We are social creatures. We live in close proximity with each other and spend the bulk of our time together. We also understand ourselves through our relationships with each other as mothers, fathers, sons, daughters, spouses, partners, siblings, aunts, uncles, cousins, friends, competitors, and colleagues.
All this socialising isn’t just for our enjoyment. To survive and flourish, we need each other. This is especially true at those times in our lives when we’re abjectly dependent. When we’re babies and young children we need close, caring relations to develop as human beings. When we become injured we need care to heal. When we age we need it to live well and eventually to face the great unknown of death. And, we need it to face other significant moments of life, such as giving birth and enduring grief.
Does being social in these fundamental ways give us distinctively social claims on each other? Do we have social rights? If so, what are they?
Many of the rights enumerated in international agreements such as the Universal Declaration of Human Rights tip their hat to our sociality. Our civil and political rights to vote, to get a fair trial, to be equal before the law, to seek asylum, to practise religion, and to have a nationality, as well as our rights against discrimination, slavery, and arbitrary arrest, detention, and exile, all implicitly acknowledge that we’re social beings who need to live in close harmony with each other.
The same nod to our sociality comes from many of our socio-economic rights, including the rights to education, to health, to marry, to raise a family, to have a standard of living adequate for the health and wellbeing of our families and ourselves, and to participate freely in the cultural life of our community.
Even so, in these enumerated rights there’s a presumption that our most basic social need is already met. There is no mention in documents like the UDHR of a basic social right to have minimally adequate access to decent human contact even though such access – such protection from social deprivation – is necessary for us to lead minimally decent lives.
Social deprivation is a common experience in solitary confinement, long-term medical quarantine, and isolated immigration detention. It’s also a common experience for those who are not locked up but who can’t access social contact without help, which is true of many elderly people and people with disabilities. And, it’s a common experience for those who live in brutal social conditions that deny them access to decent human contact.
It’s surprising that the right against social deprivation goes largely unnoticed since this right underpins many of the other human rights.
It’s surprising that the right against social deprivation goes largely unnoticed since this right underpins many of the other human rights. Exercising civil and political rights such as voting and socio-economic rights to food, security, and shelter takes cognitive and physical competence, and social deprivation threatens that competence. Like pain and fear, it generates the ‘fight or flight’ response. It’s linked to health risks such as obesity, the progression of Alzheimer’s disease, reduced independent living, alcoholism, depression, suicide, and mortality in older adults. And, in extreme cases like solitary confinement, it’s linked to depression, lethargy, hallucinations, self-mutilation, psychosis, and suicide.
With the meaningful exercise of many other rights riding on it, the right against social deprivation cannot be conditional on good behaviour. To deserve social deprivation, a person would have to act so badly that she forfeited not only that right but all the rights that depend on its protection. Unless we think someone is truly beyond the pale, irredeemable, we cannot view social deprivation as a justifiable punishment. Just as it would be indefensible to give a prisoner insufficient oxygen or dirty air to breathe, so too it is indefensible to deny someone access to decent human contact.
Of course, providing minimally adequate contact to some people will be very difficult. For contagious people and dangerous people, we may have to see whether mediated, virtual, or non-human contact could provide a psychologically adequate and morally acceptable substitute to direct, interpersonal human contact.
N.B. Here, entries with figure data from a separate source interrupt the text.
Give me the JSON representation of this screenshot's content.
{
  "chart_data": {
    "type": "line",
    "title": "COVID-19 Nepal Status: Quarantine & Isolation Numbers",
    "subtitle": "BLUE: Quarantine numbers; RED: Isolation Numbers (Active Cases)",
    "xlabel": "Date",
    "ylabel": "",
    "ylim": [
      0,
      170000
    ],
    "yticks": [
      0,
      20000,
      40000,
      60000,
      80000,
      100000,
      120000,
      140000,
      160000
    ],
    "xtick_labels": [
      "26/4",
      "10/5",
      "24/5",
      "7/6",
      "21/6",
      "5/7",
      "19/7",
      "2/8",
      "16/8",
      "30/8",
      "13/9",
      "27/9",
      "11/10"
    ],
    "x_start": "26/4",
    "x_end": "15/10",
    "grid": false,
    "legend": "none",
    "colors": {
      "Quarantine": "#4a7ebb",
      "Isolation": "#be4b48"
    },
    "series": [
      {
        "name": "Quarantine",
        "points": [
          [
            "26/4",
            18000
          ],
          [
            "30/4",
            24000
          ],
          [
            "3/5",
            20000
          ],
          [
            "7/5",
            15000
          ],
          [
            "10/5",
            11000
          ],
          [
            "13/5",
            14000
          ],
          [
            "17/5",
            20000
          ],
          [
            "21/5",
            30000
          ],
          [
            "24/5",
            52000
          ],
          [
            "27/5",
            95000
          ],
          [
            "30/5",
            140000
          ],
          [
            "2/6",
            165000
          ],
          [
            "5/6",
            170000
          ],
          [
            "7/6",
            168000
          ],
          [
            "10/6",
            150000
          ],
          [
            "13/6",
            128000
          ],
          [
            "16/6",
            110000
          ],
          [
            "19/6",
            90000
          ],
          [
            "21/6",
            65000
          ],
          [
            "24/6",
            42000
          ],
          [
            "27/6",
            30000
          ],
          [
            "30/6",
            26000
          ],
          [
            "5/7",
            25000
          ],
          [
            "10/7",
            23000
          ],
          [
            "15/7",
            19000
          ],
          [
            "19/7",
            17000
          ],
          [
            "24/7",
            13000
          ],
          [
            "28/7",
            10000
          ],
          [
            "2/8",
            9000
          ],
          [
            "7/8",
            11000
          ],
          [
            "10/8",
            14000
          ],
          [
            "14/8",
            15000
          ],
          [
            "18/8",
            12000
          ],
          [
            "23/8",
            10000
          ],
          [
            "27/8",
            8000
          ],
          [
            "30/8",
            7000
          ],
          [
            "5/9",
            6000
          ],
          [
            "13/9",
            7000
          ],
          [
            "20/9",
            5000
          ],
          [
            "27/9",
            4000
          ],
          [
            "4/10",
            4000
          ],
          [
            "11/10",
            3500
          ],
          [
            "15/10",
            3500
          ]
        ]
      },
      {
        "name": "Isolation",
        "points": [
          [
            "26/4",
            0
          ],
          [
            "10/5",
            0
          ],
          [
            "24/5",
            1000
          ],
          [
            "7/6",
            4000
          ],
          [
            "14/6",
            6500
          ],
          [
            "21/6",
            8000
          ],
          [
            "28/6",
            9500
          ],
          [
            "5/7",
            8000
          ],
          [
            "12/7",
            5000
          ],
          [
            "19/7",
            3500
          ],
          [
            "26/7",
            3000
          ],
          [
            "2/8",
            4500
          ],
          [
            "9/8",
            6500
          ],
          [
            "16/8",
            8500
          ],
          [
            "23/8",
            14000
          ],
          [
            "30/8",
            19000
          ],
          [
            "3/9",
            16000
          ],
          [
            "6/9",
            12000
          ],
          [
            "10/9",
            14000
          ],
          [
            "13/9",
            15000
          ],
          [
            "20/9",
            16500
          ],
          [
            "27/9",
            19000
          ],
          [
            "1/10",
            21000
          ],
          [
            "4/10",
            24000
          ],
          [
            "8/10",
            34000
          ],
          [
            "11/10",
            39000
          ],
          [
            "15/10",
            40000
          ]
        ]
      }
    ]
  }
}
If it could, this would alleviate some concerns about isolating people in the name of collective good, provided we do all we can to mitigate the effects of the isolation.
One problem with such a strategy is that it denies the isolated person the chance to offer her care and company to others. Being social isn’t just about receiving care; it’s equally about offering it.
Our sociability, then, is a fundamental, valuable part of who we are. Most of our human rights are social at heart, and they depend for their protection on our having minimally adequate access to decent human contact. The right against social deprivation is as fundamental as any other right we have. It deserves a more central place in our debates about human rights.